A note on chestnuts: I used pre-cooked, vacuum-packed chestnuts, because I had just used up all the fresh ones I bought this autumn (cauliflower and chestnut puree with butter roasted chestnuts on top became a new favourite side dish of mine). And I have to admit that for many, many years I shunned the effort to peel fresh chestnuts, especially since a few years ago my family brought back lots of them from a hiking trip to the ‘Pfalz’ (a German region in the south-west) where one can collect them in the woods. Peeling them turned out to be quite horrific and ended up with a lot of pain from under our fingernails. This year however I learned the perfect trick how to get rid of that nasty peel (it’s the skin underneath the shell that is making this a though one). Make a cross-cut in the flat side of the shell and then SOAK them in some water for at least an hour before you roast them in the oven for about 30 minutes (at ca. 200°C). After that treatment the peeling really is much easier.
Savoy cabbage pralines with a chestnut-hazelnut filling on oyster mushrooms (this recipe will make 4-5 pralines)
1 savoy cabbage
350g oyster mushrooms
2 red onions
butter or coconut oil (for a vegan version)
sea salt, black pepper, nutmeg, thyme
Soak 100g of the hazelnuts overnight in water.
Wash the large, outer leaves of the cabbage and cut out the very though stalks at the bottom with a V-cut, but try to keep the leaf as intact as possible. Blanch the leaves for no more than 3 minutes in salted, simmering water and then place them immediately in a bowl of very cold water water or rinse them with cool water in order to stop the cooking process and the keep their green colour.
Purée the soaked hazelnuts with 150ml fresh water.
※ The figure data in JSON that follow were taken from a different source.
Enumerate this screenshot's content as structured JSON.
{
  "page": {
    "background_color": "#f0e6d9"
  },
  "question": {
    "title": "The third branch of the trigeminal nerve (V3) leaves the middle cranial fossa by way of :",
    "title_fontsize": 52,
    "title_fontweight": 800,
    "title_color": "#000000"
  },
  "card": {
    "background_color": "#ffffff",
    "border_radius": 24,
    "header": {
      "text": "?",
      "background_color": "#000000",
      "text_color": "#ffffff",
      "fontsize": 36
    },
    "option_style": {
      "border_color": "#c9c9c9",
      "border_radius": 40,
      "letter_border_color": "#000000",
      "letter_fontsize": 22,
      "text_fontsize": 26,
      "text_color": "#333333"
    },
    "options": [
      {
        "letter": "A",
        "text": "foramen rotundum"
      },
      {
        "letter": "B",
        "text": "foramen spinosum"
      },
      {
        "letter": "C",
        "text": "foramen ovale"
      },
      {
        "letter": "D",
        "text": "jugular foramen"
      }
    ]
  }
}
Add 150g of the chestnuts and purée them as well, but leave them a little chunky. Chop 300g of the oyster mushrooms and sauté them in a pan with 1/2 tbsp of butter, salt and pepper. Mix with the puree and generously season with nutmeg.
Finely slice the onions. Using a thick bottomed pan on low temperature, melt a tbsp of butter and very slowly roast the onions. This will take 20-25 minutes. They will slowly soften and become translucent – you can salt them then – and then will turn crispy and brown, but be careful not to burn them.
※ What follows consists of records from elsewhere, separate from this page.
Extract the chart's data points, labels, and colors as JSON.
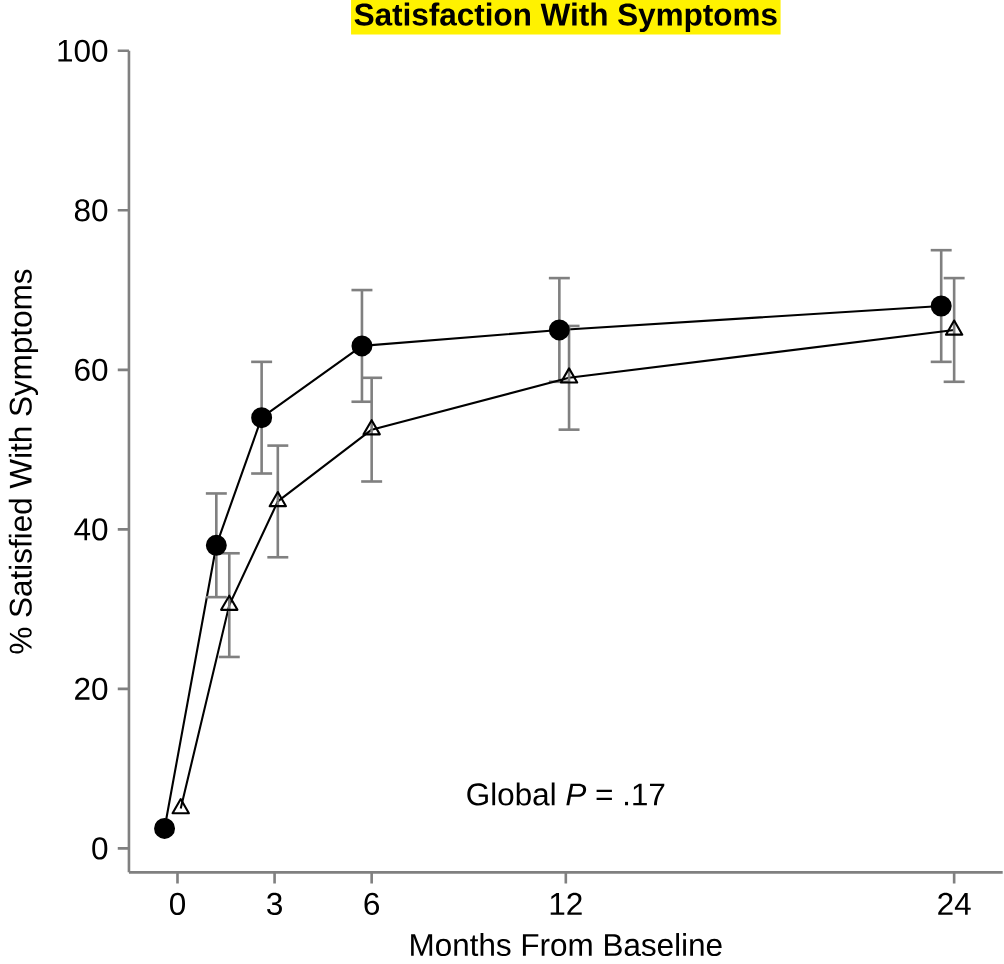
{
  "chart_data": {
    "type": "line",
    "title": "Satisfaction With Symptoms",
    "xlabel": "Months From Baseline",
    "ylabel": "% Satisfied With Symptoms",
    "xlim": [
      -1.5,
      25.5
    ],
    "xticks": [
      0,
      3,
      6,
      12,
      24
    ],
    "ylim": [
      -3,
      100
    ],
    "yticks": [
      0,
      20,
      40,
      60,
      80,
      100
    ],
    "series": [
      {
        "color": "#000000",
        "marker": "circle",
        "x": [
          -0.4,
          1.2,
          2.6,
          5.7,
          11.8,
          23.6
        ],
        "values": [
          2.5,
          38,
          54,
          63,
          65,
          68
        ],
        "errors": [
          null,
          6.5,
          7,
          7,
          6.5,
          7
        ]
      },
      {
        "color": "#000000",
        "marker": "triangle",
        "x": [
          0.1,
          1.6,
          3.1,
          6.0,
          12.1,
          24.0
        ],
        "values": [
          5,
          30.5,
          43.5,
          52.5,
          59,
          65
        ],
        "errors": [
          null,
          6.5,
          7,
          6.5,
          6.5,
          6.5
        ]
      }
    ],
    "annotations": [
      "Global *P* = .17"
    ]
  }
}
In the meantime pat dry the cabbage leaves and place three leaves on top of each other so that they are overlapping in the middle. Place 2-3 tbsp of the filling in the middle, form a parcel and bind it up with kitchen string. Place the parcels on a baking tray, sprinkle with a little oil and roast in the oven at 180°C for about 15 minutes in the oven (the cabbage should not dry out too much).
Cut a few of the remaining hazelnuts in halves, roast all of them in a pan and set aside. If the remaining chestnuts are very big, half them as well and sauté them together with the whole oyster mushrooms you have left in 1/2 tbsp of butter. Season with salt and pepper.
Arrange the mushrooms and the chestnuts on the plate, place the parcels on top and generously sprinkle with onions and hazelnuts.